Open GoogleCodeExporter opened 9 years ago

GoogleCodeExporter commented 9 years ago
AFAIK, that was discussed a long time ago but I duuno what decision was 
made >_>
Anyways, here is the idea: made a graphs representing current PCSX2 
performance. Quick example: FPS counter graph.

Visualized example (ugly): http://img23.imageshack.us/img23/2184/
fpsgraph.png

I'm not sure if wxWidgets allows that but I hope >_>

Or maybe such feature can be implemented in other way: just dump some 
parsable data which can be used by 3d party apps.

Original issue reported on code.google.com by zantezuken@gmail.com on 5 Apr 2009 at 11:57

GoogleCodeExporter commented 9 years ago
Oh, almost  forgot to mention that the main idea is to make it as built-in 
feature. 
Also, FRAPS (and similar analogs too) sucks, his data can be incorrect 
sometimes 
(which is the main reason why it is not used in many game tests).

Original comment by zantezuken@gmail.com on 6 Apr 2009 at 12:02

GoogleCodeExporter commented 9 years ago
for the data I'd suggest a file for every run which saves the settings you had 
and 
time and frames 
also an external or integrated program to see and compare runs to each other 
with
legend to see which line has what kind of configuration xD

Original comment by kaboo...@googlemail.com on 6 Apr 2009 at 2:36

GoogleCodeExporter commented 9 years ago
And if I may ask... what the use of this? I mean, well.. yeah you get a nice 
graph and?

Original comment by kraka...@gmail.com on 8 Apr 2009 at 8:27

GoogleCodeExporter commented 9 years ago
Good statistical (and standartized in PCSX2 env.) information for comprasion 
(not 
only between games but revisions as well)?

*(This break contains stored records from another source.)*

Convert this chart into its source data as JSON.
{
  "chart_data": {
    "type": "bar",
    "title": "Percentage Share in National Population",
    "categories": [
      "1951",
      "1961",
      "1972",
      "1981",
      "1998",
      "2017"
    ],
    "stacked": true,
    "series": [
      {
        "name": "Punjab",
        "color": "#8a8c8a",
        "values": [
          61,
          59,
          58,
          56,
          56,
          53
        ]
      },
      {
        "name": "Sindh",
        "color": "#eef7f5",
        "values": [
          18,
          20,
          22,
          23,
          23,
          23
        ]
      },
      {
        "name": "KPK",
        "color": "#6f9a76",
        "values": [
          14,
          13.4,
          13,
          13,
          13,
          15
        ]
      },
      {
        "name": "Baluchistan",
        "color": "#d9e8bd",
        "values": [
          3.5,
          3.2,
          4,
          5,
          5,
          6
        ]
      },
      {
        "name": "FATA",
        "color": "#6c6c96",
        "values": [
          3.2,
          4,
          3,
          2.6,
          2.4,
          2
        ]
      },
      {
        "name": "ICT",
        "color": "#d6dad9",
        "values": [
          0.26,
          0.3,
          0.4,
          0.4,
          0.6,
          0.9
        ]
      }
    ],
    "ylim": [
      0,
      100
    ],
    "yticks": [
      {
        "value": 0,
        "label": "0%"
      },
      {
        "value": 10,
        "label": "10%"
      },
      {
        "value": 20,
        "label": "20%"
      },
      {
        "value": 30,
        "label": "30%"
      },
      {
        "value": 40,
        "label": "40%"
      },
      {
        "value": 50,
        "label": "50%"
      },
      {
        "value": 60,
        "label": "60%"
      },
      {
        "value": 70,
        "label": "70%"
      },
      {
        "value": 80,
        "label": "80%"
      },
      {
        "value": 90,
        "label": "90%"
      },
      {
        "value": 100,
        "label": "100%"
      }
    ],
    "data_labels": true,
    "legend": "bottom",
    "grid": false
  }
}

Original comment by zantezuken@gmail.com on 8 Apr 2009 at 10:13

GoogleCodeExporter commented 9 years ago
Fun, but generally not practical.  Benchmarking Pcsx2 optimizations is actually
pretty easy since as developers we usually know what to look for and when.  
That is,
the code being run at specific points in games is both traceable and usually
repetitive, and so it's easy to do benchmarking of specific optimizations.

The one advantage I could see here is if the benchmark supports disabling the GS
entirely, for pure benchmarking of an EE or VU component without GS/GPU 
bottlenecks
and such.  For that, and since graphs *are* fun, I'm placing this on the 
'backburner'
for later consideration.

Original comment by Jake.Stine on 8 Apr 2009 at 12:07

GoogleCodeExporter commented 9 years ago
Yeah, that is what exactly I'm talking about.